The New Mexico bill comes on the heels of several high-profile disagreements between gay couples and business owners that have made national headlines. In December 2015, the owners of Oregon's Sweet Cakes by Melissa paid a hefty $135,000 fine after refusing to bake a cake for a lesbian couple's wedding. Earlier this month, a New York appeals court ordered the owners of Liberty Farms to pay a $13,000 fine for violating state anti-discrimination laws when they told a lesbian couple they couldn't hold their wedding at the farm.
In New Mexico, lawmakers say they want to protect business owners in their state from suffering similar consequences. The bill, HB 55, would amend the state's human rights and religious freedom laws “to prohibit the application of any law that burdens the free exercise of religion" and "prevent discriminatory action by a person or a government agency in response to a person’s free exercise of religion," according to the Santa Fe New Mexican.
“For instance, if a baker, being that they’re not the only baker in town, if they did not want to participate in a marriage ceremony that they didn’t agree with religiously, then that couple would go find a different baker,” Republican state Rep. David Gallegos of New Mexico told the newspaper.
Gallegos said Republican lawmakers were still working on the language in the proposed bill so that it's "not abusive towards gays and lesbians” but also offers legal protection to business owners who have deep religious convictions.
Santa Fe Mayor Javier Gonzales, who is gay, said the proposal would set the state back after recent efforts toward promoting tolerance.
“It’s just the wrong type of legislation to have now, especially after the Supreme Court has already ruled,” Gonzales said at an event commemorating Martin Luther King Jr. Day. “It goes counter to what Dr. King advocated for when he talked about liberty and injustice.”
Gonzales was referencing a similar case in Albuquerque in which a wedding photographer refused to shoot a same-sex couple's wedding. In 2013, the Supreme Court ruled that the owners of the photography studio, Jonathan and Elaine Huguenin, violated anti-discrimination laws by turning the couple away.
The bill faces opposition from groups like the ACLU of New Mexico and Equality New Mexico, an LGBT and civil rights advocacy organization.

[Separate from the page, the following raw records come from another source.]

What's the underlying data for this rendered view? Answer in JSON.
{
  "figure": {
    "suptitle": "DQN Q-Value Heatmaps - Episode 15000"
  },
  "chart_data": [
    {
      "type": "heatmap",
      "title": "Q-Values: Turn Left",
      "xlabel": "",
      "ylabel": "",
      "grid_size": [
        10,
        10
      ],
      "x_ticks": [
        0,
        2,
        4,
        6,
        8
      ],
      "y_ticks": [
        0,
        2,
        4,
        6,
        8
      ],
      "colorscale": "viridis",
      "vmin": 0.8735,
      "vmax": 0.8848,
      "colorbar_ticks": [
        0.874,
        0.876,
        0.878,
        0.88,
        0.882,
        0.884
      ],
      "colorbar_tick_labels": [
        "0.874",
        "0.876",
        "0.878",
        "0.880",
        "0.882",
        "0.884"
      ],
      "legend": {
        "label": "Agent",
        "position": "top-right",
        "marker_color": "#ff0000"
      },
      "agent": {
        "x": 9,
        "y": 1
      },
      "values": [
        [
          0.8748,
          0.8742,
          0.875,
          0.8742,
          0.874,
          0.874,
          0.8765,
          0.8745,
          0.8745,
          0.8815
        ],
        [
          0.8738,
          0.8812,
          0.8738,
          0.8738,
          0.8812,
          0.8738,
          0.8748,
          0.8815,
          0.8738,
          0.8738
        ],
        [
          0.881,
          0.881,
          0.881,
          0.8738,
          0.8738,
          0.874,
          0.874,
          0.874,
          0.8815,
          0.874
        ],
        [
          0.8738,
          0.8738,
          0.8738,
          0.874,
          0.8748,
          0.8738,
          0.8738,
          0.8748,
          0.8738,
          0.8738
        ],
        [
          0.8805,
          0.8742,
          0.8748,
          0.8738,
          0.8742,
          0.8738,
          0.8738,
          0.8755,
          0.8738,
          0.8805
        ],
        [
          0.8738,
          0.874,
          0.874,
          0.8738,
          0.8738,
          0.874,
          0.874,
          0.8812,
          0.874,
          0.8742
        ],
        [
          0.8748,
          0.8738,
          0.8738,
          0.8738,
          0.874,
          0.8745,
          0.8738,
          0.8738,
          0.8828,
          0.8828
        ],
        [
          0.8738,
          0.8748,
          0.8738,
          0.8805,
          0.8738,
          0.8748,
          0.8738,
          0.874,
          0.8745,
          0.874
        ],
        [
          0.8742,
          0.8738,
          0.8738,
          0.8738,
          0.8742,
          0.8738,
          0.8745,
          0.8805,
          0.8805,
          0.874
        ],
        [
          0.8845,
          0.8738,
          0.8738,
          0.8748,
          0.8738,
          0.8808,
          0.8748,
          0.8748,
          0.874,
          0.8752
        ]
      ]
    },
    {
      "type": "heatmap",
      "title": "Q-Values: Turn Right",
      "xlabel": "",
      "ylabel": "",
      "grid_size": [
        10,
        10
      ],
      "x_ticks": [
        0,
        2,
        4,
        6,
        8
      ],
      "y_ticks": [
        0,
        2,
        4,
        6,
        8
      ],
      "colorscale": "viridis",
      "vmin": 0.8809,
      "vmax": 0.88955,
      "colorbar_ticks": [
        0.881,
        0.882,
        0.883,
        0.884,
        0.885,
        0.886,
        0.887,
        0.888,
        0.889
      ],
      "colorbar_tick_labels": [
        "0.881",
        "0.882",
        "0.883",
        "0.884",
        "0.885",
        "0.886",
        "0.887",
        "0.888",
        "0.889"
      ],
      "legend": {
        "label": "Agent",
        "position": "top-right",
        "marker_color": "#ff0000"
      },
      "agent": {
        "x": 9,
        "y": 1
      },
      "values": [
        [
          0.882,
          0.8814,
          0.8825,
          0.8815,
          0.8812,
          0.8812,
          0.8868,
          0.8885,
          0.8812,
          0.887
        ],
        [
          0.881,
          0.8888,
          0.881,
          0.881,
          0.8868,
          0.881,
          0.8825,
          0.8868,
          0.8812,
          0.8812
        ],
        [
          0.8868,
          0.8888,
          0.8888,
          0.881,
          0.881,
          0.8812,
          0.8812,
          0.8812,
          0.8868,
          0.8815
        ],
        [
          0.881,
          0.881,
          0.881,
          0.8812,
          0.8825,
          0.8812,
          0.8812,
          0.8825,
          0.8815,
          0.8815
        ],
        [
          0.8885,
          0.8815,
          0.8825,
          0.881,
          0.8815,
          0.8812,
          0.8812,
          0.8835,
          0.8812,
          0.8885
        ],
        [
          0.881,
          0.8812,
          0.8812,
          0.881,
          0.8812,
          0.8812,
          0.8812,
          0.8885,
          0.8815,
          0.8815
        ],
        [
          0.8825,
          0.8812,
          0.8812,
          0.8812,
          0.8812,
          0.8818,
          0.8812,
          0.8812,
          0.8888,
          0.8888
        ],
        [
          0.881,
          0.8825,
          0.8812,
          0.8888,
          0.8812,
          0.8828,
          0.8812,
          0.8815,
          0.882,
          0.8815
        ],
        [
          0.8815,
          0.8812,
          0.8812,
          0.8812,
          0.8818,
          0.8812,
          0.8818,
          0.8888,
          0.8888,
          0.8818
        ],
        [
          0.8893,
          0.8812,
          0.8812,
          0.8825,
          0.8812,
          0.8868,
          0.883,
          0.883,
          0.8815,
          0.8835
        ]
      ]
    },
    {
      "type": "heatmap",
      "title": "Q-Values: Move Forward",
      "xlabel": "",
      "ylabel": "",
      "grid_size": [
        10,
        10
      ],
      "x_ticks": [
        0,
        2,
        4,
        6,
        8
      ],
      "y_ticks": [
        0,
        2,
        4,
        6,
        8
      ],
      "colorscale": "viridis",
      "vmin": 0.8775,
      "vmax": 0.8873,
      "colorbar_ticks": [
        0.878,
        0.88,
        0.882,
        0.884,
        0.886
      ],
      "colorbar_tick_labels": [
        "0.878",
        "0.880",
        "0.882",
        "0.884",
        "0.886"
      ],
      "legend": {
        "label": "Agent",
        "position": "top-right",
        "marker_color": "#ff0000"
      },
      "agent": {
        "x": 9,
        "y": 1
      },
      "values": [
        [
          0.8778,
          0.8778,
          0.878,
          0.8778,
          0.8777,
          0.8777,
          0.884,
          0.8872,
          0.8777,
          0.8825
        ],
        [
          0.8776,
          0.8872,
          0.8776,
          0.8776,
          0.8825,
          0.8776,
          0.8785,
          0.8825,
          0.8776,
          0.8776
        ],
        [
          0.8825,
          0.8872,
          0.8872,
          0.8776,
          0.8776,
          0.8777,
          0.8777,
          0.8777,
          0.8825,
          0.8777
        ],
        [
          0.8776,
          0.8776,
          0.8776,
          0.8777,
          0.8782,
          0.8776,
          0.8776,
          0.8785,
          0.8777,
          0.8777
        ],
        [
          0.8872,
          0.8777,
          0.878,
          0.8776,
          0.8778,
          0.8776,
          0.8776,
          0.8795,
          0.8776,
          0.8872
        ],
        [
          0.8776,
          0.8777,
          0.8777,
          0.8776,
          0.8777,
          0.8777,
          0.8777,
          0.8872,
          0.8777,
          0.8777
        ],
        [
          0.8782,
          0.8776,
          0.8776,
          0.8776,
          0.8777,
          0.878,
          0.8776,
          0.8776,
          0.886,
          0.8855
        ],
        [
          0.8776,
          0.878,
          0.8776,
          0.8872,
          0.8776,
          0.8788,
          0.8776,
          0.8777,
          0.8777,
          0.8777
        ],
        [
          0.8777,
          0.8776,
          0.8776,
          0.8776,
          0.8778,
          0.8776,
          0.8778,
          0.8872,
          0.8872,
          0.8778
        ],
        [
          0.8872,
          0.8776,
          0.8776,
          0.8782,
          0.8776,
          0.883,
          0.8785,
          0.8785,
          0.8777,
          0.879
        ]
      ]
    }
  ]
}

“Freedom of religion does not mean we have a blank check to discriminate against people and hurt families,” Steven Robert Allen, policy director of the ACLU of New Mexico, said. “Discrimination isn’t just unconstitutional; it goes against the basic values of fairness and community New Mexicans hold dear.”
Fr. Rusty Smith, who leads St. Martin's Hospitality Center in Albuquerque, said in a Dec. 21, 2015, media release for Equality New Mexico opposing the bill that religion "shouldn’t be used to hurt people" or justify discrimination.
"Faith is at the center of my life, and freedom of religion is deeply important to me," Smith said. "But this legislation would allow businesses to refuse to serve those who don’t share their beliefs. That just doesn’t sit right with me."